EV-Wachstum verdeckt die Schwachstellen nicht mehr
Die Verlangsamung des EV-Marktes wurde schwerer zu ignorieren, als mehrere große Märkte ungefähr zur gleichen Zeit zu kühlen begannen. Die Verkäufe von Elektrofahrzeugen wachsen weltweit noch immer – das stimmt –, aber nicht in dem Tempo, auf das Autohersteller ihre gesamten Expansionsstrategien aufgebaut haben.
Dann kamen Teslas Q1-Zahlen heraus und fielen direkt in dieses Chaos.
Laut Reuters verkaufte Tesla im ersten Quartal 2026 358.023 Fahrzeuge – weniger als Analysten erwartet hatten – während die Fabrik deutlich schneller produzierte, als Händler tatsächlich verkaufen konnten, was mehr als 50.000 Einheiten als unverkauften Lagerbestand zurückließ.
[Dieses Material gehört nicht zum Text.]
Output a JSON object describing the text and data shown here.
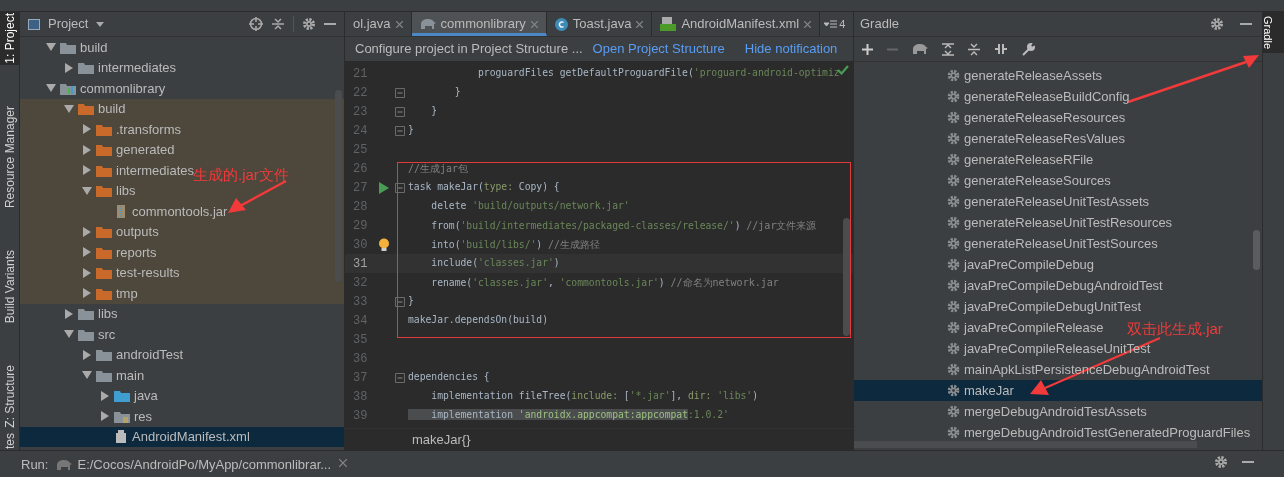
{
  "left_strip": [
    {
      "label": "1: Project",
      "selected": true
    },
    {
      "label": "Resource Manager",
      "selected": false
    },
    {
      "label": "Build Variants",
      "selected": false
    },
    {
      "label": "Z: Structure",
      "selected": false
    },
    {
      "label": "tes",
      "selected": false
    }
  ],
  "project_panel": {
    "title": "Project",
    "tree": [
      {
        "label": "build",
        "kind": "folder",
        "expanded": true,
        "excluded": false,
        "selected": false,
        "children": [
          {
            "label": "intermediates",
            "kind": "folder",
            "expanded": false,
            "excluded": false,
            "selected": false
          }
        ]
      },
      {
        "label": "commonlibrary",
        "kind": "module",
        "expanded": true,
        "excluded": false,
        "selected": false,
        "children": [
          {
            "label": "build",
            "kind": "folder",
            "expanded": true,
            "excluded": true,
            "selected": false,
            "children": [
              {
                "label": ".transforms",
                "kind": "folder",
                "expanded": false,
                "excluded": true,
                "selected": false
              },
              {
                "label": "generated",
                "kind": "folder",
                "expanded": false,
                "excluded": true,
                "selected": false
              },
              {
                "label": "intermediates",
                "kind": "folder",
                "expanded": false,
                "excluded": true,
                "selected": false
              },
              {
                "label": "libs",
                "kind": "folder",
                "expanded": true,
                "excluded": true,
                "selected": false,
                "children": [
                  {
                    "label": "commontools.jar",
                    "kind": "jar",
                    "excluded": true,
                    "selected": false
                  }
                ]
              },
              {
                "label": "outputs",
                "kind": "folder",
                "expanded": false,
                "excluded": true,
                "selected": false
              },
              {
                "label": "reports",
                "kind": "folder",
                "expanded": false,
                "excluded": true,
                "selected": false
              },
              {
                "label": "test-results",
                "kind": "folder",
                "expanded": false,
                "excluded": true,
                "selected": false
              },
              {
                "label": "tmp",
                "kind": "folder",
                "expanded": false,
                "excluded": true,
                "selected": false
              }
            ]
          },
          {
            "label": "libs",
            "kind": "folder",
            "expanded": false,
            "excluded": false,
            "selected": false
          },
          {
            "label": "src",
            "kind": "folder",
            "expanded": true,
            "excluded": false,
            "selected": false,
            "children": [
              {
                "label": "androidTest",
                "kind": "folder",
                "expanded": false,
                "excluded": false,
                "selected": false
              },
              {
                "label": "main",
                "kind": "folder",
                "expanded": true,
                "excluded": false,
                "selected": false,
                "children": [
                  {
                    "label": "java",
                    "kind": "java-folder",
                    "expanded": false,
                    "excluded": false,
                    "selected": false
                  },
                  {
                    "label": "res",
                    "kind": "res-folder",
                    "expanded": false,
                    "excluded": false,
                    "selected": false
                  },
                  {
                    "label": "AndroidManifest.xml",
                    "kind": "manifest",
                    "excluded": false,
                    "selected": true
                  }
                ]
              }
            ]
          }
        ]
      }
    ]
  },
  "editor": {
    "tabs": [
      {
        "label": "ol.java",
        "kind": "partial",
        "selected": false
      },
      {
        "label": "commonlibrary",
        "kind": "gradle",
        "selected": true
      },
      {
        "label": "Toast.java",
        "kind": "class",
        "selected": false
      },
      {
        "label": "AndroidManifest.xml",
        "kind": "manifest",
        "selected": false
      }
    ],
    "tab_overflow_count": "4",
    "notification": {
      "text": "Configure project in Project Structure ...",
      "links": [
        "Open Project Structure",
        "Hide notification"
      ]
    },
    "lines": [
      {
        "number": "21",
        "fold": false,
        "current": false,
        "segments": [
          {
            "kind": "plain",
            "text": "            proguardFiles getDefaultProguardFile("
          },
          {
            "kind": "str",
            "text": "'proguard-android-optimiz"
          }
        ]
      },
      {
        "number": "22",
        "fold": true,
        "current": false,
        "segments": [
          {
            "kind": "plain",
            "text": "        }"
          }
        ]
      },
      {
        "number": "23",
        "fold": true,
        "current": false,
        "segments": [
          {
            "kind": "plain",
            "text": "    }"
          }
        ]
      },
      {
        "number": "24",
        "fold": true,
        "current": false,
        "segments": [
          {
            "kind": "plain",
            "text": "}"
          }
        ]
      },
      {
        "number": "25",
        "fold": false,
        "current": false
      },
      {
        "number": "26",
        "fold": false,
        "current": false,
        "segments": [
          {
            "kind": "cmt",
            "text": "//生成jar包"
          }
        ]
      },
      {
        "number": "27",
        "fold": true,
        "current": false,
        "kind": "run",
        "segments": [
          {
            "kind": "plain",
            "text": "task makeJar("
          },
          {
            "kind": "param",
            "text": "type:"
          },
          {
            "kind": "plain",
            "text": " Copy) {"
          }
        ]
      },
      {
        "number": "28",
        "fold": false,
        "current": false,
        "segments": [
          {
            "kind": "plain",
            "text": "    delete "
          },
          {
            "kind": "str",
            "text": "'build/outputs/network.jar'"
          }
        ]
      },
      {
        "number": "29",
        "fold": false,
        "current": false,
        "segments": [
          {
            "kind": "plain",
            "text": "    from("
          },
          {
            "kind": "str",
            "text": "'build/intermediates/packaged-classes/release/'"
          },
          {
            "kind": "plain",
            "text": ") "
          },
          {
            "kind": "cmt",
            "text": "//jar文件来源"
          }
        ]
      },
      {
        "number": "30",
        "fold": false,
        "current": false,
        "kind": "bulb",
        "segments": [
          {
            "kind": "plain",
            "text": "    into("
          },
          {
            "kind": "str",
            "text": "'build/libs/'"
          },
          {
            "kind": "plain",
            "text": ") "
          },
          {
            "kind": "cmt",
            "text": "//生成路径"
          }
        ]
      },
      {
        "number": "31",
        "fold": false,
        "current": true,
        "segments": [
          {
            "kind": "plain",
            "text": "    include("
          },
          {
            "kind": "str",
            "text": "'classes.jar'"
          },
          {
            "kind": "plain",
            "text": ")"
          }
        ]
      },
      {
        "number": "32",
        "fold": false,
        "current": false,
        "segments": [
          {
            "kind": "plain",
            "text": "    rename("
          },
          {
            "kind": "str",
            "text": "'classes.jar'"
          },
          {
            "kind": "plain",
            "text": ", "
          },
          {
            "kind": "str",
            "text": "'commontools.jar'"
          },
          {
            "kind": "plain",
            "text": ") "
          },
          {
            "kind": "cmt",
            "text": "//命名为network.jar"
          }
        ]
      },
      {
        "number": "33",
        "fold": true,
        "current": false,
        "segments": [
          {
            "kind": "plain",
            "text": "}"
          }
        ]
      },
      {
        "number": "34",
        "fold": false,
        "current": false,
        "segments": [
          {
            "kind": "plain",
            "text": "makeJar.dependsOn(build)"
          }
        ]
      },
      {
        "number": "35",
        "fold": false,
        "current": false
      },
      {
        "number": "36",
        "fold": false,
        "current": false
      },
      {
        "number": "37",
        "fold": true,
        "current": false,
        "segments": [
          {
            "kind": "plain",
            "text": "dependencies {"
          }
        ]
      },
      {
        "number": "38",
        "fold": false,
        "current": false,
        "segments": [
          {
            "kind": "plain",
            "text": "    implementation fileTree("
          },
          {
            "kind": "param",
            "text": "include:"
          },
          {
            "kind": "plain",
            "text": " ["
          },
          {
            "kind": "str",
            "text": "'*.jar'"
          },
          {
            "kind": "plain",
            "text": "], "
          },
          {
            "kind": "param",
            "text": "dir: "
          },
          {
            "kind": "str",
            "text": "'libs'"
          },
          {
            "kind": "plain",
            "text": ")"
          }
        ]
      },
      {
        "number": "39",
        "fold": false,
        "current": false,
        "segments": [
          {
            "kind": "warn",
            "text": "    implementation "
          },
          {
            "kind": "warn-str",
            "text": "'androidx.appcompat:appcompat"
          },
          {
            "kind": "str",
            "text": ":1.0.2'"
          }
        ]
      }
    ],
    "breadcrumb": "makeJar{}"
  },
  "gradle_panel": {
    "title": "Gradle",
    "tasks": [
      {
        "label": "generateReleaseAssets",
        "selected": false
      },
      {
        "label": "generateReleaseBuildConfig",
        "selected": false
      },
      {
        "label": "generateReleaseResources",
        "selected": false
      },
      {
        "label": "generateReleaseResValues",
        "selected": false
      },
      {
        "label": "generateReleaseRFile",
        "selected": false
      },
      {
        "label": "generateReleaseSources",
        "selected": false
      },
      {
        "label": "generateReleaseUnitTestAssets",
        "selected": false
      },
      {
        "label": "generateReleaseUnitTestResources",
        "selected": false
      },
      {
        "label": "generateReleaseUnitTestSources",
        "selected": false
      },
      {
        "label": "javaPreCompileDebug",
        "selected": false
      },
      {
        "label": "javaPreCompileDebugAndroidTest",
        "selected": false
      },
      {
        "label": "javaPreCompileDebugUnitTest",
        "selected": false
      },
      {
        "label": "javaPreCompileRelease",
        "selected": false
      },
      {
        "label": "javaPreCompileReleaseUnitTest",
        "selected": false
      },
      {
        "label": "mainApkListPersistenceDebugAndroidTest",
        "selected": false
      },
      {
        "label": "makeJar",
        "selected": true
      },
      {
        "label": "mergeDebugAndroidTestAssets",
        "selected": false
      },
      {
        "label": "mergeDebugAndroidTestGeneratedProguardFiles",
        "selected": false
      }
    ]
  },
  "right_strip": [
    {
      "label": "Gradle",
      "selected": true
    }
  ],
  "run_bar": {
    "label": "Run:",
    "tab": "E:/Cocos/AndroidPo/MyApp/commonlibrar..."
  },
  "annotations": [
    "生成的.jar文件",
    "双击此生成.jar"
  ]
}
In einem früheren Kapitel dieser Geschichte hätte eine solche Lücke keine ernsthafte Besorgnis ausgelöst. Wachstumsprognosen trugen die Hauptlast bei den Bewertungen – die kurzfristige Lieferrechnung war nicht der Punkt. Heute fühlt sich das ziemlich anders an.
Lagerbestände sind wieder wichtig. Preissenkungen sind wieder wichtig. Margen sind wieder wichtig.
Sobald man aufhört, jedes EV-Unternehmen als reine Wachstumsgeschichte zu betrachten, beginnt der TSLA-vs.-FORD-Handel wie ein wirklich interessantes Setup auszusehen. Ein Name handelt darauf, wohin sich die Dinge entwickeln könnten. Der andere handelt auf das, was gerade jetzt passiert – Kosten, Restrukturierung und ob die Bücher Sinn ergeben. Das sind bedeutsam unterschiedliche Risikoarten geworden.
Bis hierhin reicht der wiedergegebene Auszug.